Tell

„Tell“ von Joachim B. Schmidt

„Durch diese hohle Gasse muss er kommen..“, wer kennt sie nicht, die Geschichte des Schweizer Sagenhelden Wilhelm Tell, der angeblich sein Volk aus der Unterjochung der Habsburger befreit hat? Und das allein mit einem Schuss auf einen Apfel, den sein Sohn Walter auf dem Kopf trug! Friedrich Schiller hat das alles ja in seinem Drama unsterblich gemacht.
Und Joachim B. Schmidt? Er stellt die Geschichte ganz anders dar, erfindet sie quasi neu und schreibt sie um. Tell ist bei ihm ein selbstbewusster, trotziger, aber schweigsamer Bauer auf einem einsamen Berghof. Gessler ist nicht der stolze Landvogt, sondern ein von seiner grausamen Soldateska getriebener Mann, schwach und eitel. Dass sie sich in Altdorf begegnen ist reiner Zufall, dort findet der berühmte Apfelschuss statt.
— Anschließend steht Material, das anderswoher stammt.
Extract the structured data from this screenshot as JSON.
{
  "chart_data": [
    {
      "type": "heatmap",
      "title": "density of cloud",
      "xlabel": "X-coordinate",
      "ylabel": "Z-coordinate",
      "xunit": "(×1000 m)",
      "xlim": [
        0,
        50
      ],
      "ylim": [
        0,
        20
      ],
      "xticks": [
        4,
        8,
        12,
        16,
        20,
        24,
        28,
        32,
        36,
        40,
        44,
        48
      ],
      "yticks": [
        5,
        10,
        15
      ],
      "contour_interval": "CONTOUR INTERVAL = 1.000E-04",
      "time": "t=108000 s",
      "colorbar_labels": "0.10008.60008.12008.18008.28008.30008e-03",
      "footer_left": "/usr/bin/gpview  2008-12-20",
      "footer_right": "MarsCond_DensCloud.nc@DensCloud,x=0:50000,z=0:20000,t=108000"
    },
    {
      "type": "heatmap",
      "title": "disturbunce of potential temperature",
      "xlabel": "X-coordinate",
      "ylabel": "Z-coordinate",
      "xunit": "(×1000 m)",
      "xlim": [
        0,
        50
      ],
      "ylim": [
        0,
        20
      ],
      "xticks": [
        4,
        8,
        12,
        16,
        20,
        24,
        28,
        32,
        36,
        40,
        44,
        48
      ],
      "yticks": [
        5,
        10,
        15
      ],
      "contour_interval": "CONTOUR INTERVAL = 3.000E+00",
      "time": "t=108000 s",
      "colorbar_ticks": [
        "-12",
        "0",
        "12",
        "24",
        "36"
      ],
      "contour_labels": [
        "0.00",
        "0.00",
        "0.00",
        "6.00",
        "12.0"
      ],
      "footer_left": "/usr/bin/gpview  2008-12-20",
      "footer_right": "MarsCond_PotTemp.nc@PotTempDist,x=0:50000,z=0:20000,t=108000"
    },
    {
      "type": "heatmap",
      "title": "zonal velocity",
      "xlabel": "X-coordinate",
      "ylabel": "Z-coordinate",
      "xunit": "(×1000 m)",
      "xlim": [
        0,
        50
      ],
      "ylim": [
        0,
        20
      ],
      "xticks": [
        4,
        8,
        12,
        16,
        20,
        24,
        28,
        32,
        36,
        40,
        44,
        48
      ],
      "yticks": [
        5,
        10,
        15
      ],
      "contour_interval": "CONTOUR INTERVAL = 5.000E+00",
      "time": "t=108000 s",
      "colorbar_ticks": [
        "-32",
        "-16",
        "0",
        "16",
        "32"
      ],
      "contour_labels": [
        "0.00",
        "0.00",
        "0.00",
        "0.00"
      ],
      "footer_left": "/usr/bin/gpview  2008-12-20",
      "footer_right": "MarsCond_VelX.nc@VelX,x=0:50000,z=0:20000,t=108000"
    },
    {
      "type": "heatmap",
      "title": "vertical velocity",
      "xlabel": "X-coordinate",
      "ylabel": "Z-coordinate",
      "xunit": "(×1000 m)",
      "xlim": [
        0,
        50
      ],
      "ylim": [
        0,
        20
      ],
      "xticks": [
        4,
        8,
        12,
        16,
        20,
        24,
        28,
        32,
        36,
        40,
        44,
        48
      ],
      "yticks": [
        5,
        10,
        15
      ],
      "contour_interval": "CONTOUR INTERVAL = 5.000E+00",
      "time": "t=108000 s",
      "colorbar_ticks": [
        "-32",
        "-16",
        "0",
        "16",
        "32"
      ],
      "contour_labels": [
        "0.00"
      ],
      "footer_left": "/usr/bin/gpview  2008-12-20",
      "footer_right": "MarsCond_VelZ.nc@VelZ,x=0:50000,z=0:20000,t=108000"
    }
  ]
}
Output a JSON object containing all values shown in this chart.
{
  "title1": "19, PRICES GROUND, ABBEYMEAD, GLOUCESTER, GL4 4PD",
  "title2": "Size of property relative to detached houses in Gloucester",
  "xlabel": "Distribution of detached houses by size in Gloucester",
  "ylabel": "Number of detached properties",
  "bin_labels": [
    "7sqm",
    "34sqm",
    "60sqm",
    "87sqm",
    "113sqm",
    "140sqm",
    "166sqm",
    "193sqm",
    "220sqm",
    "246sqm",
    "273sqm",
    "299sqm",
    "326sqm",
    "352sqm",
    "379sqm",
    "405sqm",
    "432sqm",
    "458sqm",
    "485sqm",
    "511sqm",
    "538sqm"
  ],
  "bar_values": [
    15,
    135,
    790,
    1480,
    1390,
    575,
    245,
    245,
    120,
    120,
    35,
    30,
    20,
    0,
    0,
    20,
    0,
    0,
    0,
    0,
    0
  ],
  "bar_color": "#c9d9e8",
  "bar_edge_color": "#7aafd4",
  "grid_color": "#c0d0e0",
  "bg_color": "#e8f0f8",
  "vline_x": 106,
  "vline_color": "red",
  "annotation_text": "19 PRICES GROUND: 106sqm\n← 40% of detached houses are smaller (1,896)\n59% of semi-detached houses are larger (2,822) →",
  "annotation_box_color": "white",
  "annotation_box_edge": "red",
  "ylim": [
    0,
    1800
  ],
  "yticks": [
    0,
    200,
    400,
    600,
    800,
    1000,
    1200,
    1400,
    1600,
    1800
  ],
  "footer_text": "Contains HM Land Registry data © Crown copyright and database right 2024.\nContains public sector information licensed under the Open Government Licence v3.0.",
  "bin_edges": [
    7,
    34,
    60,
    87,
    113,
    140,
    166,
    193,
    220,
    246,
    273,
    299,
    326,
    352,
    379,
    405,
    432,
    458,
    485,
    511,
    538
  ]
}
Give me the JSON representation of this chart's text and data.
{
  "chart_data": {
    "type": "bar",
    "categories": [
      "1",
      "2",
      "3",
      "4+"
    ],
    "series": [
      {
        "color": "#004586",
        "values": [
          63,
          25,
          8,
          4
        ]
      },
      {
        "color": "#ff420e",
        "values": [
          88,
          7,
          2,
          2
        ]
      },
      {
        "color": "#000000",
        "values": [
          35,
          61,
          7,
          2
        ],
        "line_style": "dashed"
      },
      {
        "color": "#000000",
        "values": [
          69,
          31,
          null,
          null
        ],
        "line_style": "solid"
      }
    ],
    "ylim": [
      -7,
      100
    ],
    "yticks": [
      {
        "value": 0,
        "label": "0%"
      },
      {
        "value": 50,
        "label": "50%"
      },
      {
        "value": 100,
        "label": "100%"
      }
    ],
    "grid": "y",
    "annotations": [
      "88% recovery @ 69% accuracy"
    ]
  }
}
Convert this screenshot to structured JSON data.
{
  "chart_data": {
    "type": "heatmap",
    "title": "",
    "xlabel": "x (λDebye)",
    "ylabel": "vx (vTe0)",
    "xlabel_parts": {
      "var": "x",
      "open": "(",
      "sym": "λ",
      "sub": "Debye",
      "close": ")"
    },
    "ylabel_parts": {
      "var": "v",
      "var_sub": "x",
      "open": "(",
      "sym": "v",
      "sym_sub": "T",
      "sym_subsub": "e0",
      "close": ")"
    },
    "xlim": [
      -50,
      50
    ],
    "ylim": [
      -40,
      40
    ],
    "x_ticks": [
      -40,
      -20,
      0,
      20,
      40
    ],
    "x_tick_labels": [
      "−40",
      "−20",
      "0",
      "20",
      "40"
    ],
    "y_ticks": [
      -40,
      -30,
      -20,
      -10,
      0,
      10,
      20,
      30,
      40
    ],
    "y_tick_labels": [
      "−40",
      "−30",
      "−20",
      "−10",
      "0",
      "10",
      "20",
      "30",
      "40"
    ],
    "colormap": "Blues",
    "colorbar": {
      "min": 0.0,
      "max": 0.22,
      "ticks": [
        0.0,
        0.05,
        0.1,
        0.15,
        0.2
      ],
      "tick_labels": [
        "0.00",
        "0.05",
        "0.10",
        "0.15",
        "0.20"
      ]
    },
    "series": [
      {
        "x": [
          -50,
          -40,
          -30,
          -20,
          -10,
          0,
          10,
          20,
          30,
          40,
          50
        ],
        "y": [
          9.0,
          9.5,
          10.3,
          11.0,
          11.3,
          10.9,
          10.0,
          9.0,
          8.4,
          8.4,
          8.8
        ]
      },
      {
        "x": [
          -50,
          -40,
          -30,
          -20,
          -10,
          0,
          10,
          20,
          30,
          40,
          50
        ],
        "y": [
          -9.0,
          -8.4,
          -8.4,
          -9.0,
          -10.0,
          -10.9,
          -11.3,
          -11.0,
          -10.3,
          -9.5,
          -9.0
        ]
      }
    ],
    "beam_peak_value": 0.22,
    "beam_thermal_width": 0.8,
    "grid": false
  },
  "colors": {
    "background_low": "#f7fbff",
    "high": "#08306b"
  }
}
Das alles liest sich wie ein Krimi. Viele kurze Kapitel, in denen einzelne Beteiligte ihre Sicht der Geschichte berichten, machen das Buch gut lesbar. Man kann es kaum aus der Hand legen und fühlt sich getrieben bis zum fulminanten Ende. Besonders gut hat mir gefallen, dass jede/r der Erzählenden seine ganz eigene Sprache findet, das ist sehr geschickt geschrieben. Gessler redet geziert, seine Soldaten grob und ungehobelt, Tell in eher kurzen Sätzen. Erst am Ende öffnet er sich und kann über die schrecklichen Erlebnisse in seiner Kindheit sprechen.
Ein ganz hervorragendes Buch, das aus einer von uns weit entfernten Sage fast einen Krimi macht!